Sobre as algas, existem algumas inverdades muitas vezes repetidas sobre a sua composição nutricional. Começando pela vitamina B12, esta é considerada uma vitamina “animal” precisamente por não se encontrar em nenhum alimento de origem vegetal… à excepção das algas. Apesar de muitas marcas que vendem a alga Clorella em pó colocarem no rótulo uma quantidade extraordinária desta vitamina, o certo é que se trata de pseudovitamina B12 que é biologicamente inactiva nos humanos e como tal sem qualquer tipo de função. Algo diferente pode acontecer com a Nori (a alga verde escura do sushi), uma vez que existem publicações que referem que as grandes quantidades que possui desta vitamina fazem dela a melhor fonte para vegetarianos. Ainda assim, a base de dados nutricional norte americana não consubstancia estes dados pois indica que esta alga não possui nenhum tipo de vitamina B12 na sua composição. No que diz respeito aos ómega 3, uma vez mais não podemos contar com as algas para um grande efeito. A Spirulina possui metade da sua fracção de ácidos gordos com o ácido palmítico (ácido gordo saturado e dos “piores”), sendo que pura e simplesmente não possui os ómega 3 mais importantes (EPA e DHA) na sua composição.

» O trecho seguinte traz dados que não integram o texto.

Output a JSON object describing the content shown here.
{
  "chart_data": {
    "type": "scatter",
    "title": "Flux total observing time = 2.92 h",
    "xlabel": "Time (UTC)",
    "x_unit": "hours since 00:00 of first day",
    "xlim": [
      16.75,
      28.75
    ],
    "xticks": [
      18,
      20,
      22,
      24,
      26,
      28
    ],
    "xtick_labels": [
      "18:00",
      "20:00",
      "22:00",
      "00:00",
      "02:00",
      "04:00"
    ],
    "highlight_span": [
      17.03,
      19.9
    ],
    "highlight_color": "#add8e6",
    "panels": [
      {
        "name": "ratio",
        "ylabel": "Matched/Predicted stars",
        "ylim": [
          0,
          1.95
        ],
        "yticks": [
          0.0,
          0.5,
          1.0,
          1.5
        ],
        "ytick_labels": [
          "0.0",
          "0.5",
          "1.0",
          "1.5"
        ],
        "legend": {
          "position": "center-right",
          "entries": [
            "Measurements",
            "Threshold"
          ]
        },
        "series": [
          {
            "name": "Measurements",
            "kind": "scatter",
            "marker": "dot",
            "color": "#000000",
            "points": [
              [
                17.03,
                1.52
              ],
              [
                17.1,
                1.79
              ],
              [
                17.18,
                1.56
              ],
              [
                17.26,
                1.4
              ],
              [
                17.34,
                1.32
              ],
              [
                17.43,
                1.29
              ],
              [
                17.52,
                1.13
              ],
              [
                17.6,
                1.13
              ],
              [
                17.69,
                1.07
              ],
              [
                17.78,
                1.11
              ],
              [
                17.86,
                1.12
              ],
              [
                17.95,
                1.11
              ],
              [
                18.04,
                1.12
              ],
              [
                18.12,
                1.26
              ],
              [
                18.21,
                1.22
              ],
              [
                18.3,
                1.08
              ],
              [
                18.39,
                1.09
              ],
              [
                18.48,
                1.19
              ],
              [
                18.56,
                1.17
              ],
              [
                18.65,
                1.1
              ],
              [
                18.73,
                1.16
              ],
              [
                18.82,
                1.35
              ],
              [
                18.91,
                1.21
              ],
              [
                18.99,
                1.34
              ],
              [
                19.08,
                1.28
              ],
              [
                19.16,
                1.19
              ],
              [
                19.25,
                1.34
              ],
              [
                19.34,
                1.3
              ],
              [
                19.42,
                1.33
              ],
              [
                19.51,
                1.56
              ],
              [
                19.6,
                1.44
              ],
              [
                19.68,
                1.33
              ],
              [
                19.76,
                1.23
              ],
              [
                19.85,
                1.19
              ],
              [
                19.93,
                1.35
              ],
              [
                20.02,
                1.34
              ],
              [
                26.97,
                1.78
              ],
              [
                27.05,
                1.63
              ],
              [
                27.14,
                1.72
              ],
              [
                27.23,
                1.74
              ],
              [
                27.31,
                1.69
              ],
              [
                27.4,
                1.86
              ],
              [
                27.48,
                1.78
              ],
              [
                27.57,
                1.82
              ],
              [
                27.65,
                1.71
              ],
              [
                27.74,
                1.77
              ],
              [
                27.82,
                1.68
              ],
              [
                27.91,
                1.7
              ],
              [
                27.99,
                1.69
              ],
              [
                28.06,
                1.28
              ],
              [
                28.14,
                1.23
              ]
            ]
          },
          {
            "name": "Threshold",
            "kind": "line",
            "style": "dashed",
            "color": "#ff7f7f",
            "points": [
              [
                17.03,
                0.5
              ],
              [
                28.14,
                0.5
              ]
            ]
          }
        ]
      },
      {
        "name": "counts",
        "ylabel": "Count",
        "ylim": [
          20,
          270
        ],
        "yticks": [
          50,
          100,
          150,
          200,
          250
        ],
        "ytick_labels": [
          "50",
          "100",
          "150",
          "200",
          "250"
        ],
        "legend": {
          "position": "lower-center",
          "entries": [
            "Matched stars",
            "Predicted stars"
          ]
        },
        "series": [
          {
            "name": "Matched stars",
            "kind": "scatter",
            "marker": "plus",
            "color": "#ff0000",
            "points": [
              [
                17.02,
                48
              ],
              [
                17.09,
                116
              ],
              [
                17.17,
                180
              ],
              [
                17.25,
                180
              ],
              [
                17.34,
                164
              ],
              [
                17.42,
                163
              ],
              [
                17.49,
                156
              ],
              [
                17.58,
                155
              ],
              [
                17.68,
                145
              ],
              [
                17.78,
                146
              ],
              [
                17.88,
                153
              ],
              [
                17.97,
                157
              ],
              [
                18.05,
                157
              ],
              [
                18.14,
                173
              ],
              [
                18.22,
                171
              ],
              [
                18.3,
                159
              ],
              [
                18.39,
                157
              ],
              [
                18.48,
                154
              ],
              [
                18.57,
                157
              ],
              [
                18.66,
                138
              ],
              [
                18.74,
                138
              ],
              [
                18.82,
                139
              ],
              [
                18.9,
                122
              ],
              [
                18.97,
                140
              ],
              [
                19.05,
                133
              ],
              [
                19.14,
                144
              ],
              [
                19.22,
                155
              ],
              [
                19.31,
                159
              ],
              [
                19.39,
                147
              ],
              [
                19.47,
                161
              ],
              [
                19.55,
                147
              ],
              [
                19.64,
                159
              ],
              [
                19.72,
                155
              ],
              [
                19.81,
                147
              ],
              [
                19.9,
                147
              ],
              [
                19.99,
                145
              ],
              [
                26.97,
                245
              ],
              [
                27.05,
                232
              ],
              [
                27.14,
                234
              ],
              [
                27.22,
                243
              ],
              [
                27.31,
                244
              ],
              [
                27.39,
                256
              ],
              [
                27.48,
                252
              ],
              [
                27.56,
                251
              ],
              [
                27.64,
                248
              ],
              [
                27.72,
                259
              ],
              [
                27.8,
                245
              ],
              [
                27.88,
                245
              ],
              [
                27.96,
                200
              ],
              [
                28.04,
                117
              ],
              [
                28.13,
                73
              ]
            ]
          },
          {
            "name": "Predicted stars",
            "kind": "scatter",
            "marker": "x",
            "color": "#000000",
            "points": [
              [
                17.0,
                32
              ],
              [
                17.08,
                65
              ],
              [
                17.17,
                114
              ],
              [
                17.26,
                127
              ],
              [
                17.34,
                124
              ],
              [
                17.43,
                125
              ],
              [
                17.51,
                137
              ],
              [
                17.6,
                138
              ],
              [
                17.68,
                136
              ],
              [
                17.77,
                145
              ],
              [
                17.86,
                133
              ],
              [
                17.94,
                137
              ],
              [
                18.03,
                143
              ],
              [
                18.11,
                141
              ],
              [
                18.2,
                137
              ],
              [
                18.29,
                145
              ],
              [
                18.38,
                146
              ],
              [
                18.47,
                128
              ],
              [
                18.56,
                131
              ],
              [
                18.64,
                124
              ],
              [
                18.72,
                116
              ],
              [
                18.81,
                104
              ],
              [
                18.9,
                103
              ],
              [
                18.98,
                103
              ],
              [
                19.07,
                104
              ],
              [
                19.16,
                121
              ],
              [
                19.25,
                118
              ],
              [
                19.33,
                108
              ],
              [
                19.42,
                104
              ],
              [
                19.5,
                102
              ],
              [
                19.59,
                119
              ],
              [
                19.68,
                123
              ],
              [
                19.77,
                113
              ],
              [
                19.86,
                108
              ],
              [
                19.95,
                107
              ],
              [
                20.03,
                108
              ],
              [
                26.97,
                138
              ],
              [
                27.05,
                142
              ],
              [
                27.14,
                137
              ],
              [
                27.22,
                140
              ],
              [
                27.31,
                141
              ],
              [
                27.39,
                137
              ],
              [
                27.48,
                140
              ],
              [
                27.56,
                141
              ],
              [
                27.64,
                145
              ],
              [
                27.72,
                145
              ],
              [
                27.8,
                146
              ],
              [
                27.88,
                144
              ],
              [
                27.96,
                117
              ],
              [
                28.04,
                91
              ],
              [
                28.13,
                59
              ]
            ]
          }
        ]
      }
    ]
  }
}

No caso da Clorella a situação não é muito diferente, uma vez que os únicos ómega 3 que possui são derivados do ácido alfa-linolénico (apenas 15% do total de ácidos gordos) e mais uma vez uma ausência total de EPA e DHA. Há todavia que reconhecer, que tirando estas interpretações abusivas da sua composição nutricional, algumas algas são um autêntico multivitamínico de largo espectro (o facto de chegar até nós no seu estado desidratado concentra todos estes nutrientes) e inseridas numa refeição como o sushi são um excelente aliado da nossa saúde.

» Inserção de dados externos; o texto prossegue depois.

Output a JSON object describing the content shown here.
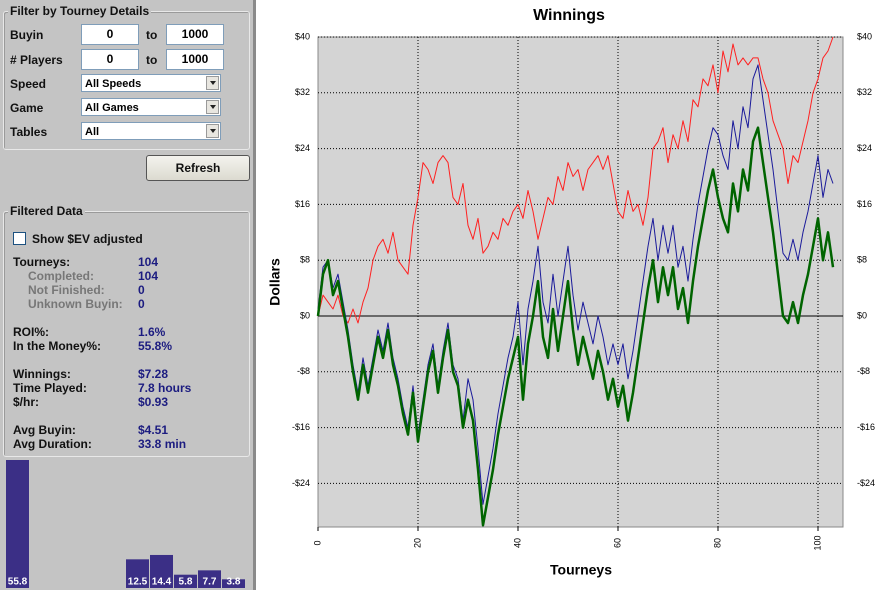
{
  "filter": {
    "title": "Filter by Tourney Details",
    "buyin": {
      "label": "Buyin",
      "from": "0",
      "to_label": "to",
      "to": "1000"
    },
    "players": {
      "label": "# Players",
      "from": "0",
      "to_label": "to",
      "to": "1000"
    },
    "speed": {
      "label": "Speed",
      "value": "All Speeds"
    },
    "game": {
      "label": "Game",
      "value": "All Games"
    },
    "tables": {
      "label": "Tables",
      "value": "All"
    }
  },
  "refresh": "Refresh",
  "filtered": {
    "title": "Filtered Data",
    "checkbox": "Show $EV adjusted",
    "stats": [
      {
        "label": "Tourneys:",
        "value": "104"
      },
      {
        "label": "Completed:",
        "value": "104"
      },
      {
        "label": "Not Finished:",
        "value": "0"
      },
      {
        "label": "Unknown Buyin:",
        "value": "0"
      },
      {
        "label": "ROI%:",
        "value": "1.6%"
      },
      {
        "label": "In the Money%:",
        "value": "55.8%"
      },
      {
        "label": "Winnings:",
        "value": "$7.28"
      },
      {
        "label": "Time Played:",
        "value": "7.8 hours"
      },
      {
        "label": "$/hr:",
        "value": "$0.93"
      },
      {
        "label": "Avg Buyin:",
        "value": "$4.51"
      },
      {
        "label": "Avg Duration:",
        "value": "33.8 min"
      }
    ]
  },
  "chart_data": [
    {
      "type": "bar",
      "color": "#3b2f86",
      "values": [
        55.8,
        null,
        null,
        null,
        null,
        12.5,
        14.4,
        5.8,
        7.7,
        3.8
      ]
    },
    {
      "type": "line",
      "title": "Winnings",
      "y_label": "Dollars",
      "x_label": "Tourneys",
      "xlim": [
        0,
        105
      ],
      "xticks": [
        0,
        20,
        40,
        60,
        80,
        100
      ],
      "ylim": [
        -30.25,
        40
      ],
      "yticks": [
        {
          "value": 40,
          "label": "$40"
        },
        {
          "value": 32,
          "label": "$32"
        },
        {
          "value": 24,
          "label": "$24"
        },
        {
          "value": 16,
          "label": "$16"
        },
        {
          "value": 8,
          "label": "$8"
        },
        {
          "value": 0,
          "label": "$0"
        },
        {
          "value": -8,
          "label": "-$8"
        },
        {
          "value": -16,
          "label": "-$16"
        },
        {
          "value": -24,
          "label": "-$24"
        }
      ],
      "grid": true,
      "x": [
        0,
        1,
        2,
        3,
        4,
        5,
        6,
        7,
        8,
        9,
        10,
        11,
        12,
        13,
        14,
        15,
        16,
        17,
        18,
        19,
        20,
        21,
        22,
        23,
        24,
        25,
        26,
        27,
        28,
        29,
        30,
        31,
        32,
        33,
        34,
        35,
        36,
        37,
        38,
        39,
        40,
        41,
        42,
        43,
        44,
        45,
        46,
        47,
        48,
        49,
        50,
        51,
        52,
        53,
        54,
        55,
        56,
        57,
        58,
        59,
        60,
        61,
        62,
        63,
        64,
        65,
        66,
        67,
        68,
        69,
        70,
        71,
        72,
        73,
        74,
        75,
        76,
        77,
        78,
        79,
        80,
        81,
        82,
        83,
        84,
        85,
        86,
        87,
        88,
        89,
        90,
        91,
        92,
        93,
        94,
        95,
        96,
        97,
        98,
        99,
        100,
        101,
        102,
        103
      ],
      "series": [
        {
          "color": "#ff2020",
          "width": 1,
          "values": [
            0,
            3,
            2,
            1,
            3,
            0,
            -1,
            1,
            -1,
            2,
            4,
            8,
            10,
            11,
            9,
            12,
            8,
            7,
            6,
            13,
            17,
            22,
            21,
            19,
            22,
            23,
            22,
            17,
            16,
            19,
            13,
            11,
            14,
            9,
            10,
            12,
            11,
            14,
            13,
            15,
            16,
            14,
            18,
            15,
            11,
            14,
            17,
            16,
            20,
            18,
            22,
            20,
            21,
            18,
            21,
            22,
            23,
            21,
            23,
            19,
            15,
            14,
            18,
            15,
            16,
            13,
            17,
            24,
            25,
            27,
            22,
            26,
            24,
            28,
            25,
            31,
            30,
            34,
            33,
            36,
            32,
            38,
            35,
            39,
            36,
            37,
            36,
            37,
            37,
            34,
            32,
            28,
            26,
            24,
            19,
            23,
            22,
            25,
            28,
            32,
            34,
            37,
            38,
            40
          ]
        },
        {
          "color": "#1a1a9a",
          "width": 1,
          "values": [
            1,
            7,
            8,
            4,
            6,
            2,
            -2,
            -7,
            -11,
            -6,
            -10,
            -6,
            -2,
            -5,
            -1,
            -6,
            -9,
            -13,
            -16,
            -10,
            -17,
            -12,
            -7,
            -4,
            -10,
            -5,
            -1,
            -7,
            -9,
            -15,
            -9,
            -12,
            -19,
            -27,
            -23,
            -19,
            -14,
            -10,
            -6,
            -3,
            2,
            -7,
            1,
            5,
            10,
            2,
            -1,
            6,
            0,
            5,
            10,
            3,
            -2,
            2,
            -1,
            -4,
            0,
            -3,
            -7,
            -4,
            -7,
            -4,
            -9,
            -5,
            0,
            5,
            10,
            14,
            8,
            13,
            9,
            13,
            7,
            10,
            5,
            11,
            16,
            20,
            24,
            27,
            26,
            23,
            21,
            28,
            24,
            30,
            27,
            34,
            36,
            31,
            26,
            21,
            15,
            9,
            8,
            11,
            8,
            12,
            15,
            19,
            23,
            17,
            21,
            19
          ]
        },
        {
          "color": "#006400",
          "width": 2.5,
          "values": [
            0,
            6,
            8,
            3,
            5,
            1,
            -3,
            -8,
            -12,
            -7,
            -11,
            -7,
            -3,
            -6,
            -2,
            -7,
            -10,
            -14,
            -17,
            -11,
            -18,
            -13,
            -8,
            -5,
            -11,
            -6,
            -2,
            -8,
            -10,
            -16,
            -12,
            -15,
            -22,
            -30,
            -26,
            -22,
            -17,
            -13,
            -9,
            -6,
            -3,
            -12,
            -4,
            0,
            5,
            -3,
            -6,
            1,
            -5,
            0,
            5,
            -2,
            -7,
            -3,
            -6,
            -9,
            -5,
            -8,
            -12,
            -9,
            -13,
            -10,
            -15,
            -11,
            -6,
            -1,
            4,
            8,
            2,
            7,
            3,
            7,
            1,
            4,
            -1,
            5,
            10,
            14,
            18,
            21,
            17,
            14,
            12,
            19,
            15,
            21,
            18,
            25,
            27,
            22,
            17,
            12,
            6,
            0,
            -1,
            2,
            -1,
            3,
            6,
            10,
            14,
            8,
            12,
            7
          ]
        }
      ]
    }
  ]
}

Posto isto, os super alimentos são os nossos e os alimentos de sempre. Quem tem um património gastronómico tão rico deveria ser muito mais selectivo ao deixar entrar novos alimentos no seu quotidiano alimentar. É que se muitos há que fazem todo o sentido promover, existem outros que só emagrecem a sua carteira e apenas melhoram a saúde de quem os vende.